I was reminded recently of something I learned many years ago in an art history class as an undergrad.  Our professor explained that in art women were most often depicted as either the Madonna or the whore.  Time and time again women were painted as one or the other. Artist rarely exhibit women as something in between.

This dichotomy in art brought to mind all of the extremes that exist in the business world – how so many professionals don’t live in the wide swath of gray but rather hang out on the margins. Leaders are either too forgiving or too punitive. Managers are either too focused on the bottom of line or too worried about being friends with everyone.  While the margins are to our detriment, we gravitate to them nonetheless.  They are easy places to hang out.  Trying to be moderate is hard.  It doesn’t come to us naturally.  Rather than challenge ourselves to do better – to make more of an impact, we retreat to our corners.
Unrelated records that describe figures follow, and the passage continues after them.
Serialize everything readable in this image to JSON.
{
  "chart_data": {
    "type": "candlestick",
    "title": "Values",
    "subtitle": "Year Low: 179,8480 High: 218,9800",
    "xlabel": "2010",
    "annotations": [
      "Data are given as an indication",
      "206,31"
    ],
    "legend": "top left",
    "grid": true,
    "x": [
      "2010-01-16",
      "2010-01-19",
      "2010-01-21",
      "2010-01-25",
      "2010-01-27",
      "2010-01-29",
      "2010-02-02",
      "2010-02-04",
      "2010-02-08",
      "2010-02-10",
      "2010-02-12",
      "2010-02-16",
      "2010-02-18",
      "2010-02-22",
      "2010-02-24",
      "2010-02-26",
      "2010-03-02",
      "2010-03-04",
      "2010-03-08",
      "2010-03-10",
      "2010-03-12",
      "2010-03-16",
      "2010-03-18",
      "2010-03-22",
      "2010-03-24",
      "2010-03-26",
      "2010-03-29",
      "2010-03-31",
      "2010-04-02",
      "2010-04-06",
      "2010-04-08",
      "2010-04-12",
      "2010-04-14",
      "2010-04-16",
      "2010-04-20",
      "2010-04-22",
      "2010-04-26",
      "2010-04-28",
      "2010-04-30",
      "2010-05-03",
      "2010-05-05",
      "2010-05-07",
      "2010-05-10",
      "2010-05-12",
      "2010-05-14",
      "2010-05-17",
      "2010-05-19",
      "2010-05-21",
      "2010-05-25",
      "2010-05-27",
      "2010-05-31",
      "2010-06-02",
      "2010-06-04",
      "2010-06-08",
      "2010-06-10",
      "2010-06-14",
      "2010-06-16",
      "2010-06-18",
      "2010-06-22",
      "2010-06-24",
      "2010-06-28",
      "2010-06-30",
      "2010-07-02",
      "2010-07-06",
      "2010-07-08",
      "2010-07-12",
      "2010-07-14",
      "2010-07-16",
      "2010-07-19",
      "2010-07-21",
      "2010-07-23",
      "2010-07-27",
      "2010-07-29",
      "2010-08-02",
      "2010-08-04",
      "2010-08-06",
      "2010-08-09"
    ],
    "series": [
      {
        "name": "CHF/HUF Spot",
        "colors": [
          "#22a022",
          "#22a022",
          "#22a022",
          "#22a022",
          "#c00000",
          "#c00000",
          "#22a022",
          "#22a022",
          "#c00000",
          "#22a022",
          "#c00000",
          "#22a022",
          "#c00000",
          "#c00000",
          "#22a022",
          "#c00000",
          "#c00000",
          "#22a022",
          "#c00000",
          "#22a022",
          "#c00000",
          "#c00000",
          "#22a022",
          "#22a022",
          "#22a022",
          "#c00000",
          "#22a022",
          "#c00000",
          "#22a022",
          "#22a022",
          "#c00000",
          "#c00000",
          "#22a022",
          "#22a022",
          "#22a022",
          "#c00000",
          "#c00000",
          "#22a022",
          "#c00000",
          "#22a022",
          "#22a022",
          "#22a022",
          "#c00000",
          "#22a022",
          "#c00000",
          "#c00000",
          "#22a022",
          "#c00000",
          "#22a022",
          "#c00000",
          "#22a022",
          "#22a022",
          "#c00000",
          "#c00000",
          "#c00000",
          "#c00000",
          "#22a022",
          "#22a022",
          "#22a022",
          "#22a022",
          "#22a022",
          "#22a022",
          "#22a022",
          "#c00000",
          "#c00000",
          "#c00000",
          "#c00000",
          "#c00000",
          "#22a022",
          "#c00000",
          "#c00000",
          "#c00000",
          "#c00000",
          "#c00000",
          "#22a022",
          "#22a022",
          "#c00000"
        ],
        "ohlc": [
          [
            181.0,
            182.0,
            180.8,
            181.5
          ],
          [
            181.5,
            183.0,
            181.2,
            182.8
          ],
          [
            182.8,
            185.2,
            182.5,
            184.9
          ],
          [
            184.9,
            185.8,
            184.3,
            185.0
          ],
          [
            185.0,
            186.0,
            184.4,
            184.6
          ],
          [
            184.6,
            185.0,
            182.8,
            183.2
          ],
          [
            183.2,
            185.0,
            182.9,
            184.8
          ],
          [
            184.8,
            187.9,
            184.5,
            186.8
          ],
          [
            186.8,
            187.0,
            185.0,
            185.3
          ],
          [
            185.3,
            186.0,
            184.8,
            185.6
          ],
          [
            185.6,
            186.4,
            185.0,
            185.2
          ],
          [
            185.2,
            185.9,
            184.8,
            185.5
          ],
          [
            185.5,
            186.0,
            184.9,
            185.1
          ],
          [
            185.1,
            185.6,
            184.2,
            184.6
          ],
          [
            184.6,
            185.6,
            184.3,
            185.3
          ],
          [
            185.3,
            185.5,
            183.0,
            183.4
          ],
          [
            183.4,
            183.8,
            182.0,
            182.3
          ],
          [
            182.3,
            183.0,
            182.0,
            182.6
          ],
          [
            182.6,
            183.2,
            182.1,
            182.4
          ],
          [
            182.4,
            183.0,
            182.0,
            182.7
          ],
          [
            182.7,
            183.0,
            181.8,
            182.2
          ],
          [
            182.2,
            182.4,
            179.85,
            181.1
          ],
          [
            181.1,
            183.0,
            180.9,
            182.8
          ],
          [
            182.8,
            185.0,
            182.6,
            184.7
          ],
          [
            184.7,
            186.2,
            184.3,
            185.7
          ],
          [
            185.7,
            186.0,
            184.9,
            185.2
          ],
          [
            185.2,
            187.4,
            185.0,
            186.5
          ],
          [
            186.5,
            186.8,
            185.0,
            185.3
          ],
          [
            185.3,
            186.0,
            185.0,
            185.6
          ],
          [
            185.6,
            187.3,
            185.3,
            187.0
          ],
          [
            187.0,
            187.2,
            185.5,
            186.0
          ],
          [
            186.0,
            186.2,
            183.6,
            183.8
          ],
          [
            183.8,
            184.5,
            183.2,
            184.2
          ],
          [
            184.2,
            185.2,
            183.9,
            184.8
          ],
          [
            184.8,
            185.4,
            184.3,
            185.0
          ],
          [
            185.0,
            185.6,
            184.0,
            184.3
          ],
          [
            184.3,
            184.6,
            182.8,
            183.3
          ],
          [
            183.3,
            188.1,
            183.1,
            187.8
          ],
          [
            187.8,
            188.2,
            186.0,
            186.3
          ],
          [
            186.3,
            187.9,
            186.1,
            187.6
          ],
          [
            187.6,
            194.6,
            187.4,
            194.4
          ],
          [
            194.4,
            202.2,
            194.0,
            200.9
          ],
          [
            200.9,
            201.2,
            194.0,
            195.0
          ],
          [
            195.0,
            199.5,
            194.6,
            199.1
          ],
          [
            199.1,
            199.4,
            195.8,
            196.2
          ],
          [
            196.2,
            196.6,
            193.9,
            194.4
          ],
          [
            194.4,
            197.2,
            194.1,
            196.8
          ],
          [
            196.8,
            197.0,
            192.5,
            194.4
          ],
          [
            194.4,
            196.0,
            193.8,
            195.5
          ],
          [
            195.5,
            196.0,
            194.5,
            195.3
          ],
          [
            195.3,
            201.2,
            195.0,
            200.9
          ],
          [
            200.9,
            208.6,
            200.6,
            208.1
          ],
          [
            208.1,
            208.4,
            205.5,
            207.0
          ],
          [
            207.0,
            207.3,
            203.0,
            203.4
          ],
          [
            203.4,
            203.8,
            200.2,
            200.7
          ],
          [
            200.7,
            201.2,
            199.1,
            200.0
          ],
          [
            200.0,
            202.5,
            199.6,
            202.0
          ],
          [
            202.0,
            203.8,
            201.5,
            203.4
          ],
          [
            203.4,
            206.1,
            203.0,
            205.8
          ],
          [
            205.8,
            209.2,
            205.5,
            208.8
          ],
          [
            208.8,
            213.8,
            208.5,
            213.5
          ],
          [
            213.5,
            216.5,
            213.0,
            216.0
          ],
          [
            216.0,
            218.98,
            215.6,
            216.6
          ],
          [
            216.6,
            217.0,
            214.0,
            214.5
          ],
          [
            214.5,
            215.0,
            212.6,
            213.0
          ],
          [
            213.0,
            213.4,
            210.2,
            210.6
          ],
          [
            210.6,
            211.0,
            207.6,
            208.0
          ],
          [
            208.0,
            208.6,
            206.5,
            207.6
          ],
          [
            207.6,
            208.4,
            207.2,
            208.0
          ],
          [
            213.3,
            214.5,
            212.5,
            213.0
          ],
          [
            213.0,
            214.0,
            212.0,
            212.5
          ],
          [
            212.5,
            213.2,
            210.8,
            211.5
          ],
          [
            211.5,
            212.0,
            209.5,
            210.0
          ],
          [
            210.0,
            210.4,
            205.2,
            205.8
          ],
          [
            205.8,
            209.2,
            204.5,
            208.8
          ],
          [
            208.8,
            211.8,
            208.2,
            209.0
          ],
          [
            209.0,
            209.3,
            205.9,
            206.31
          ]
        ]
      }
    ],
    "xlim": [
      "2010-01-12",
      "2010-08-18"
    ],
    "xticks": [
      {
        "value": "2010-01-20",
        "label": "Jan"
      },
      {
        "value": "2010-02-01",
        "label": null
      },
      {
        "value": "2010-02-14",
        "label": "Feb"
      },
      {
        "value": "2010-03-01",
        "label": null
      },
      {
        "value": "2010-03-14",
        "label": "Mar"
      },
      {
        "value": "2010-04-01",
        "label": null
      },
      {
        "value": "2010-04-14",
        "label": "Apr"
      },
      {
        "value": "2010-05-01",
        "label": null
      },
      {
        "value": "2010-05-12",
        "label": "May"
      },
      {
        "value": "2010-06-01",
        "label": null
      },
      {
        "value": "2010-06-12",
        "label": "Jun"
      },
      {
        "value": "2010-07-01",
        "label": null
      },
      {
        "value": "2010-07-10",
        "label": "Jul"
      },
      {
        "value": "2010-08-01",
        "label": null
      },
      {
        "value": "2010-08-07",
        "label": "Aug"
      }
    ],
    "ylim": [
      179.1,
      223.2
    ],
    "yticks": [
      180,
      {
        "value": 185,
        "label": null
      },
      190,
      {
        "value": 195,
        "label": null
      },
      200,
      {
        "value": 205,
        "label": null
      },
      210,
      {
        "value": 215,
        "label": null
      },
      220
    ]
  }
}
The Jewish holidays are upon us.  This time of year is an opportunity for Jewish people to repent for our sins.  This got me thinking about apologizing in the business context. Some leaders never say, “I am sorry.”  Whereas others take ownership for all of the ills of the world.  Both approaches fail.  Effective, memorable leaders are able to apologize when the circumstances call for it, but are able to recognize when they are not to blame.

When it comes to apologizing (and to most other important business skills) successful people are tightrope walkers, suspended in the gray space where work that matters happens.  It is an extraordinary event to witness, breathtaking and memorable, but rare indeed.